Conditional Computation

Conditional Computation refers to a class of algorithms in which each input sample uses a different part of the model, such that on average the compute, latency or power (depending on our objective) is reduced. To quote Bengio et. al

"Conditional computation refers to activating only some of the units in a network, in an input-dependent fashion. For example, if we think we’re looking at a car, we only need to compute the activations of the vehicle detecting units, not of all features that a network could possible compute. The immediate effect of activating fewer units is that propagating information through the network will be faster, both at training as well as at test time. However, one needs to be able to decide in an intelligent fashion which units to turn on and off, depending on the input data. This is typically achieved with some form of gating structure, learned in parallel with the original network."

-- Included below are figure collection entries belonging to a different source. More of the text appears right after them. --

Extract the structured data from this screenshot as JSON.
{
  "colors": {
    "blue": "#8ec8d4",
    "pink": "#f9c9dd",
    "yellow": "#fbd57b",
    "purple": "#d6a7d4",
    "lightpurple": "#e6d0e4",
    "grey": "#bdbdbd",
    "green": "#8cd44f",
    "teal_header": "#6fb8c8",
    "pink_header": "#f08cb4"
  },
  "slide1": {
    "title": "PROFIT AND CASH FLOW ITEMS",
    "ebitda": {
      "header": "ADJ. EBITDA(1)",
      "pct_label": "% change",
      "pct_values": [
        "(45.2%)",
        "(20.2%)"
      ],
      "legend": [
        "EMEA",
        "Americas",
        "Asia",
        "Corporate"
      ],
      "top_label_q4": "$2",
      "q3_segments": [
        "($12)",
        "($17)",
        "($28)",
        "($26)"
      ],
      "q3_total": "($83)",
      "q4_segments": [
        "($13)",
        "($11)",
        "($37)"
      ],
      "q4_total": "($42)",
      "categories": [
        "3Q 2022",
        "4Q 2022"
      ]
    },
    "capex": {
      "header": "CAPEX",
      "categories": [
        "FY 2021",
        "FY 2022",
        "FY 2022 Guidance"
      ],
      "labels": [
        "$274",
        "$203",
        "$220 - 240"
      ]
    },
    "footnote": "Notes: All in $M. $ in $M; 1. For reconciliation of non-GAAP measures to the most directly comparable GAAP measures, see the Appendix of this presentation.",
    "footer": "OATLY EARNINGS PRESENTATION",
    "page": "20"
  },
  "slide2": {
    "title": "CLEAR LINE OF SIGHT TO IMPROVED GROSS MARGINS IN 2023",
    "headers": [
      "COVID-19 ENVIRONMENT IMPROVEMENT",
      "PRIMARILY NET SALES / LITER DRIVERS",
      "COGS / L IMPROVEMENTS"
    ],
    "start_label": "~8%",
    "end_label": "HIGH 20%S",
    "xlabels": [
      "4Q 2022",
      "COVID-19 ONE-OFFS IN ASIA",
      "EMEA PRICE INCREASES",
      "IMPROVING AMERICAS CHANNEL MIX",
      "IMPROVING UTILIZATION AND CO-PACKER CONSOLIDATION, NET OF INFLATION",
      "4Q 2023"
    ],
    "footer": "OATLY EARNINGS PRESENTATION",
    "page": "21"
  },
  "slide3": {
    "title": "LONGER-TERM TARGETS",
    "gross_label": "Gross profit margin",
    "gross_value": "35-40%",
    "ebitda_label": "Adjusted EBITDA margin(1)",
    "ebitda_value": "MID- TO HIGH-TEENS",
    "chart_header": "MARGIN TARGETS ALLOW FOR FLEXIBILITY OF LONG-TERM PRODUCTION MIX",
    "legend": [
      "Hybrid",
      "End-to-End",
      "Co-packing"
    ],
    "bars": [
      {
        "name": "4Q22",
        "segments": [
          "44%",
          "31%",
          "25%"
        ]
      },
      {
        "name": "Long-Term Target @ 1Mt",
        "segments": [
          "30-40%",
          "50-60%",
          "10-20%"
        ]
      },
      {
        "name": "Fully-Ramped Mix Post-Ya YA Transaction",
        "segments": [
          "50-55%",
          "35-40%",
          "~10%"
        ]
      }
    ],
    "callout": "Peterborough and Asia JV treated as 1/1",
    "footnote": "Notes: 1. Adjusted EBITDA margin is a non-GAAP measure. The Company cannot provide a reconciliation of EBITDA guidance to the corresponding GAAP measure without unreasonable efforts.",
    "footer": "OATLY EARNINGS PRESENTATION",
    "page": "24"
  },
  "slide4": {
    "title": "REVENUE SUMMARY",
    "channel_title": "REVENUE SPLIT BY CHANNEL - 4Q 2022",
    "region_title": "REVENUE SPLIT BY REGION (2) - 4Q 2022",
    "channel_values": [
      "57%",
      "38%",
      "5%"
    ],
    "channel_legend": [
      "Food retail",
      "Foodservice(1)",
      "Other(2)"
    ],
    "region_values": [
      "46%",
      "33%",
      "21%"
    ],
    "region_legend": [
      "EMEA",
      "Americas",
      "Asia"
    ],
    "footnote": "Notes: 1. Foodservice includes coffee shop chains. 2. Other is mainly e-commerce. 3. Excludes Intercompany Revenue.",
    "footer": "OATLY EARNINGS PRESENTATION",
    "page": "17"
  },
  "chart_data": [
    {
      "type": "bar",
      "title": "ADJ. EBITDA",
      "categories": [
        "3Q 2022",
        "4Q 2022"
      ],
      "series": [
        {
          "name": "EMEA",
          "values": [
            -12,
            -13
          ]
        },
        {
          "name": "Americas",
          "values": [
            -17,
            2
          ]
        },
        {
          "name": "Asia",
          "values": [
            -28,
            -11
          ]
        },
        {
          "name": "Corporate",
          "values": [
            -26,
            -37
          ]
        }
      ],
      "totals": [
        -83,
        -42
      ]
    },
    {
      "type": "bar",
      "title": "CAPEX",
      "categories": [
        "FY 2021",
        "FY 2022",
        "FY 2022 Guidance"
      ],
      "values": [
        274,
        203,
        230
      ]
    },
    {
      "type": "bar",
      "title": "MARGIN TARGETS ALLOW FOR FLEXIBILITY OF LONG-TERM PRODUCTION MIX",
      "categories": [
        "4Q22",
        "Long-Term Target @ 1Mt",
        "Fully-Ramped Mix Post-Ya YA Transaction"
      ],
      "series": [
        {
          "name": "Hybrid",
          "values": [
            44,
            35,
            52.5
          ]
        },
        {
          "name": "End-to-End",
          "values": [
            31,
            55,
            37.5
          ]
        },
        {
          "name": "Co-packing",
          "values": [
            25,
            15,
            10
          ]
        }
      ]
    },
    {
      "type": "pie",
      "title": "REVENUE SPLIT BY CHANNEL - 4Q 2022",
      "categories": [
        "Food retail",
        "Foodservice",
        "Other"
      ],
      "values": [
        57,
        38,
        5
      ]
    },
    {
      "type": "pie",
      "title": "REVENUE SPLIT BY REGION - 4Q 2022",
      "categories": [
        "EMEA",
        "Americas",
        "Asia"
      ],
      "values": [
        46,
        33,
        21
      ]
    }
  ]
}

As usual, there are several approaches to implement Conditional Computation:

  • Sun et. al use several expert CNN, each trained on a different task, and combine them to one large network.
  • Zheng et. al use cascading, an idea which may be familiar to you from Viola-Jones face detection.
  • Theodorakopoulos et. al add small layers that learn which filters to use per input sample, and then enforce that during inference (LKAM module).
  • Ioannou et. al introduce Conditional Networks: that "can be thought of as: i) decision trees augmented with data transformation operators, or ii) CNNs, with block-diagonal sparse weight matrices, and explicit data routing functions"
  • Bolukbasi et. al "learn a system to adaptively choose the components of a deep network to be evaluated for each example. By allowing examples correctly classified using early layers of the system to exit, we avoid the computational time associated with full evaluation of the network. We extend this to learn a network selection system that adaptively selects the network to be evaluated for each example."

Conditional Computation is especially useful for real-time, latency-sensitive applicative.
In Distiller we currently have implemented a variant of Early Exit.


Emmanuel Bengio, Pierre-Luc Bacon, Joelle Pineau, Doina Precup. Conditional Deep Learning for Energy-Efficient and Enhanced Pattern Recognition, arXiv:1511.06297v2, 2016.

Y. Sun, X.Wang, and X. Tang. Deep Convolutional Network Cascade for Facial Point Detection. In Proc. IEEE Conf. Computer Vision and Pattern Recognition (CVPR), 2014

X. Zheng, W.Ouyang, and X.Wang. Multi-Stage Contextual Deep Learning for Pedestrian Detection. In Proc. IEEE Intl Conf. on Computer Vision (ICCV), 2014.

I. Theodorakopoulos, V. Pothos, D. Kastaniotis and N. Fragoulis1. Parsimonious Inference on Convolutional Neural Networks: Learning and applying on-line kernel activation rules. Irida Labs S.A, January 2017

Tolga Bolukbasi, Joseph Wang, Ofer Dekel, Venkatesh Saligrama Adaptive Neural Networks for Efficient Inference. Proceedings of the 34th International Conference on Machine Learning, PMLR 70:527-536, 2017.

Yani Ioannou, Duncan Robertson, Darko Zikic, Peter Kontschieder, Jamie Shotton, Matthew Brown, Antonio Criminisi. Decision Forests, Convolutional Networks and the Models in-Between, arXiv:1511.06297v2, 2016.